Life is challenging right now.  I went for a routine eye check in  January and found out I had pretty significant cataracts in my left eye-when there were none in September.  I went back last week and while I already knew the left eye was worse, I found out the right eye was starting up too.  So, in a few months I'll get myself some bionic eyes.  It's not a big surgery and the eye doctor assures me it doesn't mean my body is rapidly deteriorating-it's just one of those sucky things that happens sometimes.  My cataracts are over achievers.

This was on Thursday.  The day before I learned my father has esophageal cancer, also an over achieving kind and there isn't likely much more time for him.  They are putting a feeding tube in on Tuesday, we are going all over town for boatloads of tests and on Friday we'll sit down with the oncologist and talk about what is best for my father, and for my mother.  Mother has had her own difficulties and is finding walking and daily living a struggle too.
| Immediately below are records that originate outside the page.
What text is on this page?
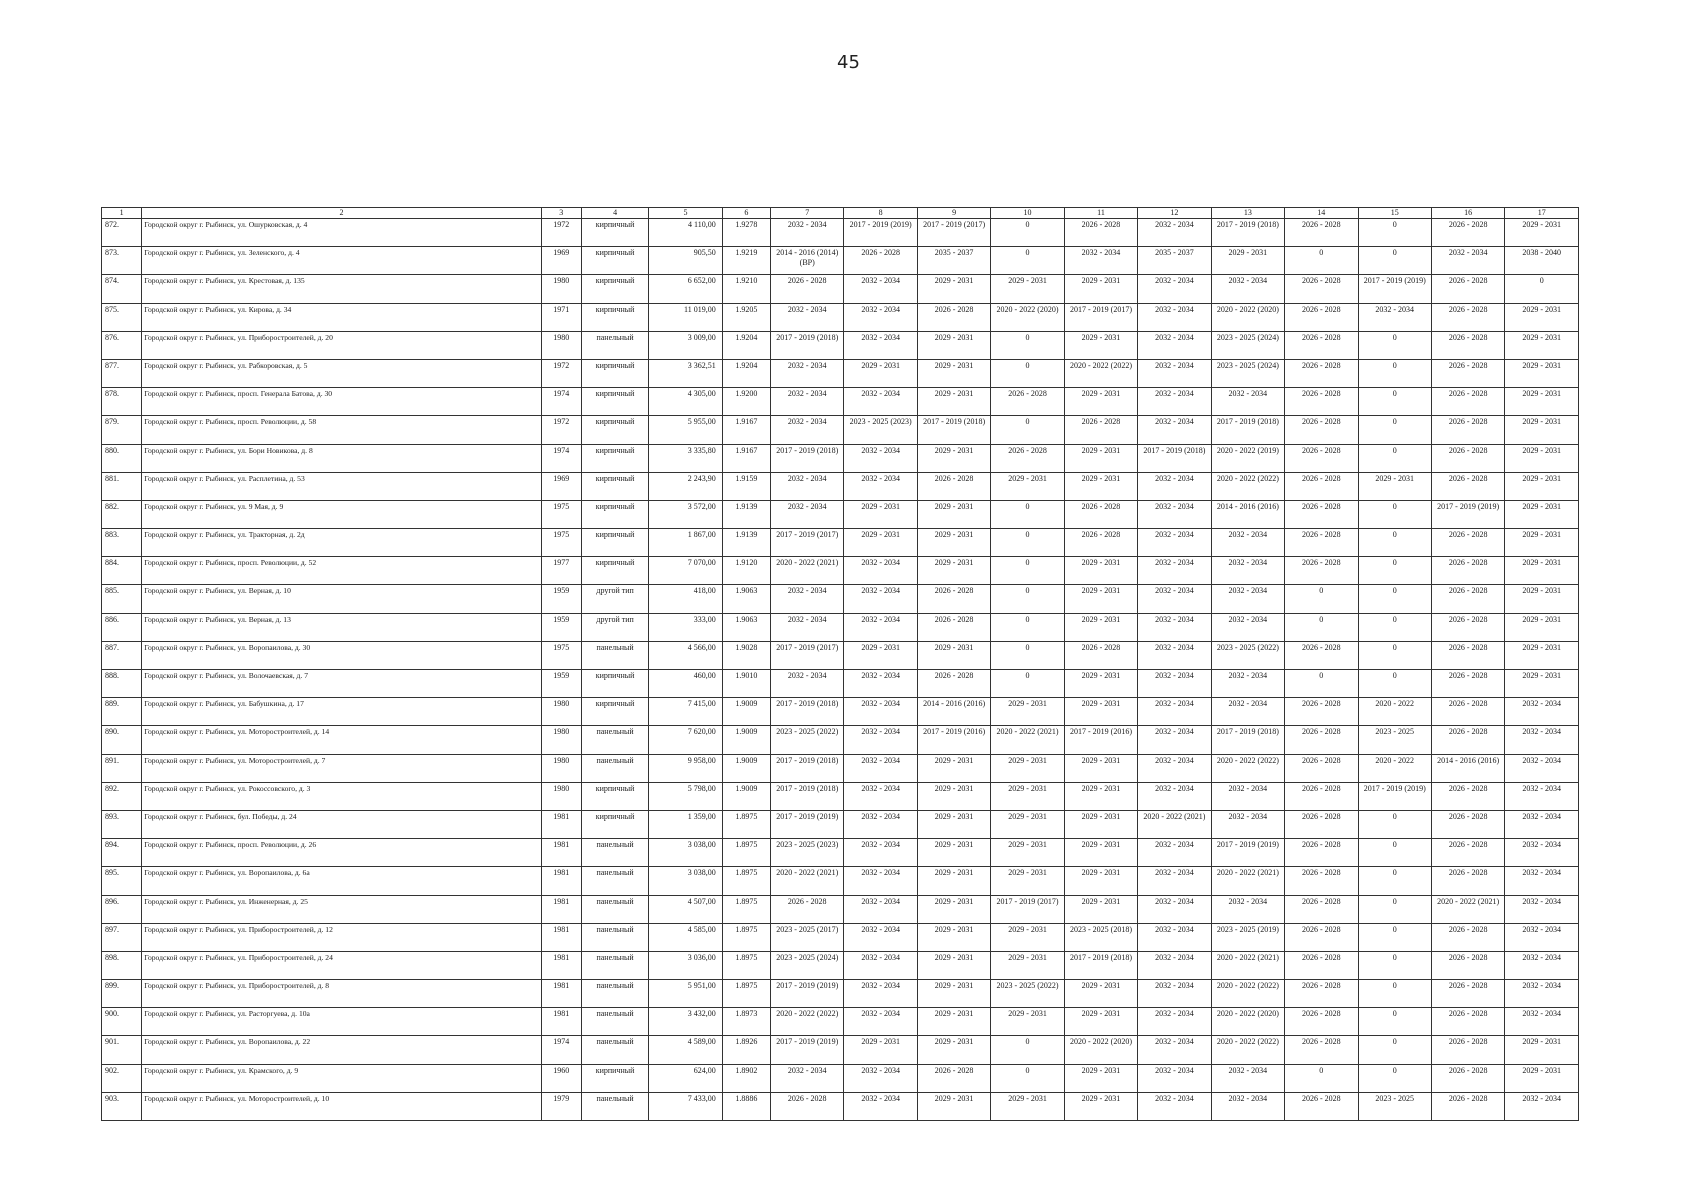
45
1	2	3	4	5	6	7	8	9	10	11	12	13	14	15	16	17
872.	Городской округ г. Рыбинск, ул. Ошурковская, д. 4	1972	кирпичный	4 110,00	1.9278	2032 - 2034	2017 - 2019 (2019)	2017 - 2019 (2017)	0	2026 - 2028	2032 - 2034	2017 - 2019 (2018)	2026 - 2028	0	2026 - 2028	2029 - 2031
873.	Городской округ г. Рыбинск, ул. Зеленского, д. 4	1969	кирпичный	905,50	1.9219	2014 - 2016 (2014) (ВР)	2026 - 2028	2035 - 2037	0	2032 - 2034	2035 - 2037	2029 - 2031	0	0	2032 - 2034	2038 - 2040
874.	Городской округ г. Рыбинск, ул. Крестовая, д. 135	1980	кирпичный	6 652,00	1.9210	2026 - 2028	2032 - 2034	2029 - 2031	2029 - 2031	2029 - 2031	2032 - 2034	2032 - 2034	2026 - 2028	2017 - 2019 (2019)	2026 - 2028	0
875.	Городской округ г. Рыбинск, ул. Кирова, д. 34	1971	кирпичный	11 019,00	1.9205	2032 - 2034	2032 - 2034	2026 - 2028	2020 - 2022 (2020)	2017 - 2019 (2017)	2032 - 2034	2020 - 2022 (2020)	2026 - 2028	2032 - 2034	2026 - 2028	2029 - 2031
876.	Городской округ г. Рыбинск, ул. Приборостроителей, д. 20	1980	панельный	3 009,00	1.9204	2017 - 2019 (2018)	2032 - 2034	2029 - 2031	0	2029 - 2031	2032 - 2034	2023 - 2025 (2024)	2026 - 2028	0	2026 - 2028	2029 - 2031
877.	Городской округ г. Рыбинск, ул. Рабкоровская, д. 5	1972	кирпичный	3 362,51	1.9204	2032 - 2034	2029 - 2031	2029 - 2031	0	2020 - 2022 (2022)	2032 - 2034	2023 - 2025 (2024)	2026 - 2028	0	2026 - 2028	2029 - 2031
878.	Городской округ г. Рыбинск, просп. Генерала Батова, д. 30	1974	кирпичный	4 305,00	1.9200	2032 - 2034	2032 - 2034	2029 - 2031	2026 - 2028	2029 - 2031	2032 - 2034	2032 - 2034	2026 - 2028	0	2026 - 2028	2029 - 2031
879.	Городской округ г. Рыбинск, просп. Революции, д. 58	1972	кирпичный	5 955,00	1.9167	2032 - 2034	2023 - 2025 (2023)	2017 - 2019 (2018)	0	2026 - 2028	2032 - 2034	2017 - 2019 (2018)	2026 - 2028	0	2026 - 2028	2029 - 2031
880.	Городской округ г. Рыбинск, ул. Бори Новикова, д. 8	1974	кирпичный	3 335,80	1.9167	2017 - 2019 (2018)	2032 - 2034	2029 - 2031	2026 - 2028	2029 - 2031	2017 - 2019 (2018)	2020 - 2022 (2019)	2026 - 2028	0	2026 - 2028	2029 - 2031
881.	Городской округ г. Рыбинск, ул. Расплетина, д. 53	1969	кирпичный	2 243,90	1.9159	2032 - 2034	2032 - 2034	2026 - 2028	2029 - 2031	2029 - 2031	2032 - 2034	2020 - 2022 (2022)	2026 - 2028	2029 - 2031	2026 - 2028	2029 - 2031
882.	Городской округ г. Рыбинск, ул. 9 Мая, д. 9	1975	кирпичный	3 572,00	1.9139	2032 - 2034	2029 - 2031	2029 - 2031	0	2026 - 2028	2032 - 2034	2014 - 2016 (2016)	2026 - 2028	0	2017 - 2019 (2019)	2029 - 2031
883.	Городской округ г. Рыбинск, ул. Тракторная, д. 2д	1975	кирпичный	1 867,00	1.9139	2017 - 2019 (2017)	2029 - 2031	2029 - 2031	0	2026 - 2028	2032 - 2034	2032 - 2034	2026 - 2028	0	2026 - 2028	2029 - 2031
884.	Городской округ г. Рыбинск, просп. Революции, д. 52	1977	кирпичный	7 070,00	1.9120	2020 - 2022 (2021)	2032 - 2034	2029 - 2031	0	2029 - 2031	2032 - 2034	2032 - 2034	2026 - 2028	0	2026 - 2028	2029 - 2031
885.	Городской округ г. Рыбинск, ул. Верная, д. 10	1959	другой тип	418,00	1.9063	2032 - 2034	2032 - 2034	2026 - 2028	0	2029 - 2031	2032 - 2034	2032 - 2034	0	0	2026 - 2028	2029 - 2031
886.	Городской округ г. Рыбинск, ул. Верная, д. 13	1959	другой тип	333,00	1.9063	2032 - 2034	2032 - 2034	2026 - 2028	0	2029 - 2031	2032 - 2034	2032 - 2034	0	0	2026 - 2028	2029 - 2031
887.	Городской округ г. Рыбинск, ул. Воропаилова, д. 30	1975	панельный	4 566,00	1.9028	2017 - 2019 (2017)	2029 - 2031	2029 - 2031	0	2026 - 2028	2032 - 2034	2023 - 2025 (2022)	2026 - 2028	0	2026 - 2028	2029 - 2031
888.	Городской округ г. Рыбинск, ул. Волочаевская, д. 7	1959	кирпичный	460,00	1.9010	2032 - 2034	2032 - 2034	2026 - 2028	0	2029 - 2031	2032 - 2034	2032 - 2034	0	0	2026 - 2028	2029 - 2031
889.	Городской округ г. Рыбинск, ул. Бабушкина, д. 17	1980	кирпичный	7 415,00	1.9009	2017 - 2019 (2018)	2032 - 2034	2014 - 2016 (2016)	2029 - 2031	2029 - 2031	2032 - 2034	2032 - 2034	2026 - 2028	2020 - 2022	2026 - 2028	2032 - 2034
890.	Городской округ г. Рыбинск, ул. Моторостроителей, д. 14	1980	панельный	7 620,00	1.9009	2023 - 2025 (2022)	2032 - 2034	2017 - 2019 (2016)	2020 - 2022 (2021)	2017 - 2019 (2016)	2032 - 2034	2017 - 2019 (2018)	2026 - 2028	2023 - 2025	2026 - 2028	2032 - 2034
891.	Городской округ г. Рыбинск, ул. Моторостроителей, д. 7	1980	панельный	9 958,00	1.9009	2017 - 2019 (2018)	2032 - 2034	2029 - 2031	2029 - 2031	2029 - 2031	2032 - 2034	2020 - 2022 (2022)	2026 - 2028	2020 - 2022	2014 - 2016 (2016)	2032 - 2034
892.	Городской округ г. Рыбинск, ул. Рокоссовского, д. 3	1980	кирпичный	5 798,00	1.9009	2017 - 2019 (2018)	2032 - 2034	2029 - 2031	2029 - 2031	2029 - 2031	2032 - 2034	2032 - 2034	2026 - 2028	2017 - 2019 (2019)	2026 - 2028	2032 - 2034
893.	Городской округ г. Рыбинск, бул. Победы, д. 24	1981	кирпичный	1 359,00	1.8975	2017 - 2019 (2019)	2032 - 2034	2029 - 2031	2029 - 2031	2029 - 2031	2020 - 2022 (2021)	2032 - 2034	2026 - 2028	0	2026 - 2028	2032 - 2034
894.	Городской округ г. Рыбинск, просп. Революции, д. 26	1981	панельный	3 038,00	1.8975	2023 - 2025 (2023)	2032 - 2034	2029 - 2031	2029 - 2031	2029 - 2031	2032 - 2034	2017 - 2019 (2019)	2026 - 2028	0	2026 - 2028	2032 - 2034
895.	Городской округ г. Рыбинск, ул. Воропаилова, д. 6а	1981	панельный	3 038,00	1.8975	2020 - 2022 (2021)	2032 - 2034	2029 - 2031	2029 - 2031	2029 - 2031	2032 - 2034	2020 - 2022 (2021)	2026 - 2028	0	2026 - 2028	2032 - 2034
896.	Городской округ г. Рыбинск, ул. Инженерная, д. 25	1981	панельный	4 507,00	1.8975	2026 - 2028	2032 - 2034	2029 - 2031	2017 - 2019 (2017)	2029 - 2031	2032 - 2034	2032 - 2034	2026 - 2028	0	2020 - 2022 (2021)	2032 - 2034
897.	Городской округ г. Рыбинск, ул. Приборостроителей, д. 12	1981	панельный	4 585,00	1.8975	2023 - 2025 (2017)	2032 - 2034	2029 - 2031	2029 - 2031	2023 - 2025 (2018)	2032 - 2034	2023 - 2025 (2019)	2026 - 2028	0	2026 - 2028	2032 - 2034
898.	Городской округ г. Рыбинск, ул. Приборостроителей, д. 24	1981	панельный	3 036,00	1.8975	2023 - 2025 (2024)	2032 - 2034	2029 - 2031	2029 - 2031	2017 - 2019 (2018)	2032 - 2034	2020 - 2022 (2021)	2026 - 2028	0	2026 - 2028	2032 - 2034
899.	Городской округ г. Рыбинск, ул. Приборостроителей, д. 8	1981	панельный	5 951,00	1.8975	2017 - 2019 (2019)	2032 - 2034	2029 - 2031	2023 - 2025 (2022)	2029 - 2031	2032 - 2034	2020 - 2022 (2022)	2026 - 2028	0	2026 - 2028	2032 - 2034
900.	Городской округ г. Рыбинск, ул. Расторгуева, д. 10а	1981	панельный	3 432,00	1.8973	2020 - 2022 (2022)	2032 - 2034	2029 - 2031	2029 - 2031	2029 - 2031	2032 - 2034	2020 - 2022 (2020)	2026 - 2028	0	2026 - 2028	2032 - 2034
901.	Городской округ г. Рыбинск, ул. Воропаилова, д. 22	1974	панельный	4 589,00	1.8926	2017 - 2019 (2019)	2029 - 2031	2029 - 2031	0	2020 - 2022 (2020)	2032 - 2034	2020 - 2022 (2022)	2026 - 2028	0	2026 - 2028	2029 - 2031
902.	Городской округ г. Рыбинск, ул. Крамского, д. 9	1960	кирпичный	624,00	1.8902	2032 - 2034	2032 - 2034	2026 - 2028	0	2029 - 2031	2032 - 2034	2032 - 2034	0	0	2026 - 2028	2029 - 2031
903.	Городской округ г. Рыбинск, ул. Моторостроителей, д. 10	1979	панельный	7 433,00	1.8886	2026 - 2028	2032 - 2034	2029 - 2031	2029 - 2031	2029 - 2031	2032 - 2034	2032 - 2034	2026 - 2028	2023 - 2025	2026 - 2028	2032 - 2034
I'm juggling work, which I have to do, Mother, who is frail and losing her husband, and my father who is losing his life.

I think a lot about lessons learned from Uncle John-who taught me how to do all of these end of life things.  I really didn't expect such a difficult final exam-but I'm going to give it my best shot.
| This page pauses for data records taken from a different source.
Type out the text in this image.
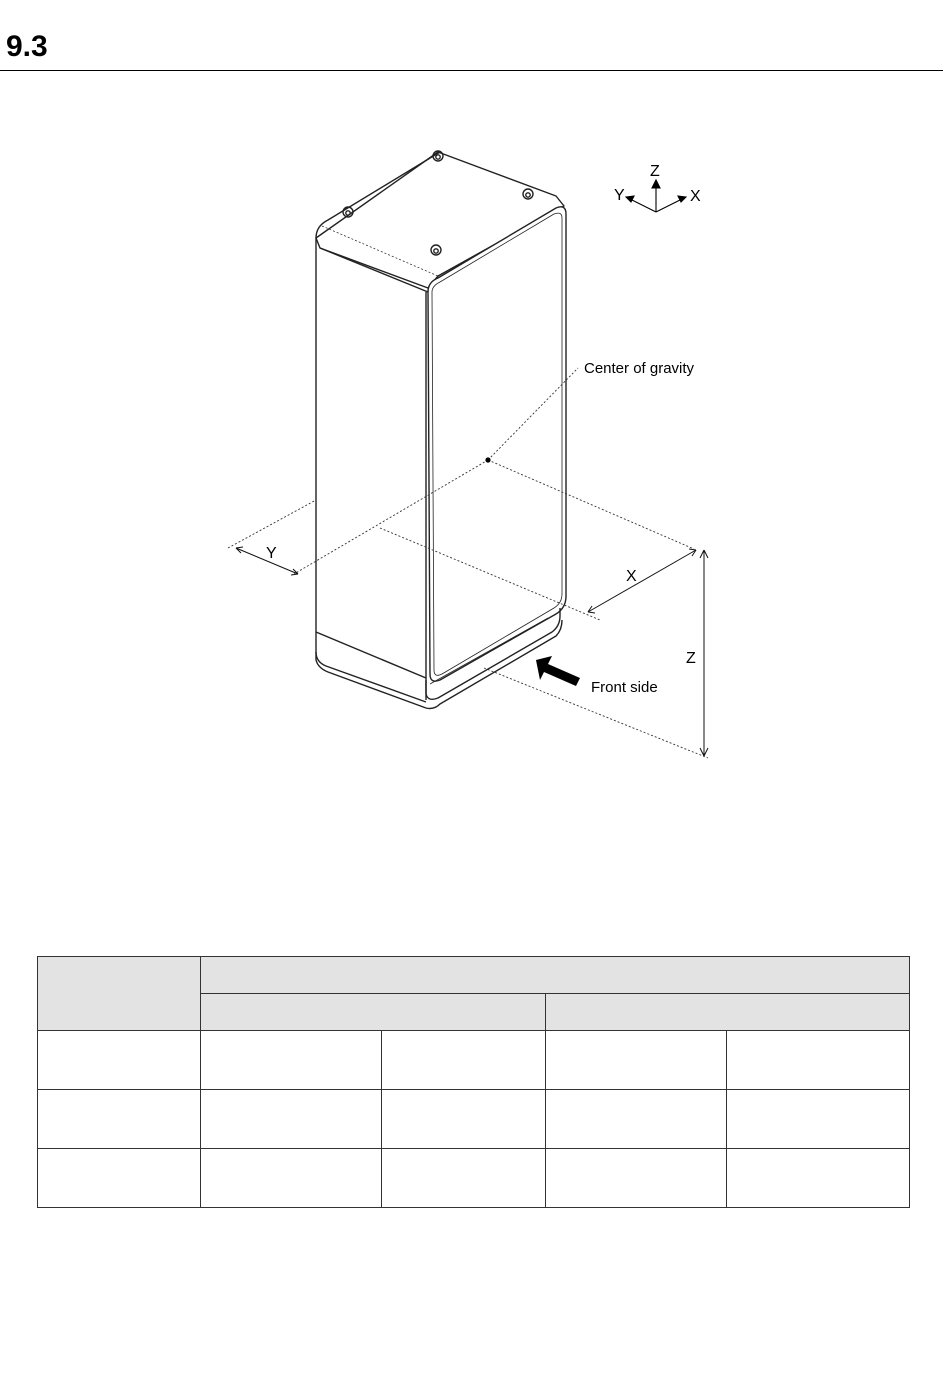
9.3
Z
Y	X
Center of gravity
Front side
Y
X
Z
I thought of telling John he had Parkinson's just as I was telling Daddy he has cancer.  It's both a horrible thing to have to do and such an honor, if you can call it that, to share that moment.  I'm trying to look at all of this as an honor.  I'm sure I got that concept from the Tibetan Book of the Dead or some place, but I like it and i'm going to use it..

My mind is kind of swirly right now-deep thoughts and then a silly notion will just surface.  I'm trying to stay focused when I need to, meditate when I can, and laugh as often as humanly possible.  Death is serious stuff, but you can't let it stop you from living.  My father was telling me about our neighbor who came over and when he heard the news he almost cried.  I blurted out "well your not dead yet" and we all giggled.  But it's true, he's not.  There are still things left to do.

I heard him say "I love your Mother" for the first time.  First time as in first time ever.  It's always been understood, but it seems now is the time to speak things.  So, I'll keep my ears and eyes open.  That was my vow to Uncle John, not to look away.  And I won't look away now either.

Of course, the fact that I'm slowly going blind may complicate things.  Oi VEY.  Is it whining to say sometimes it's hard to be me?

Saturday, February 8, 2014

The Bigger Picture is Snowy

I can't believe how bogged down I am in the day to day.  The bigger picture seems to elude me.  But, I will keep trying.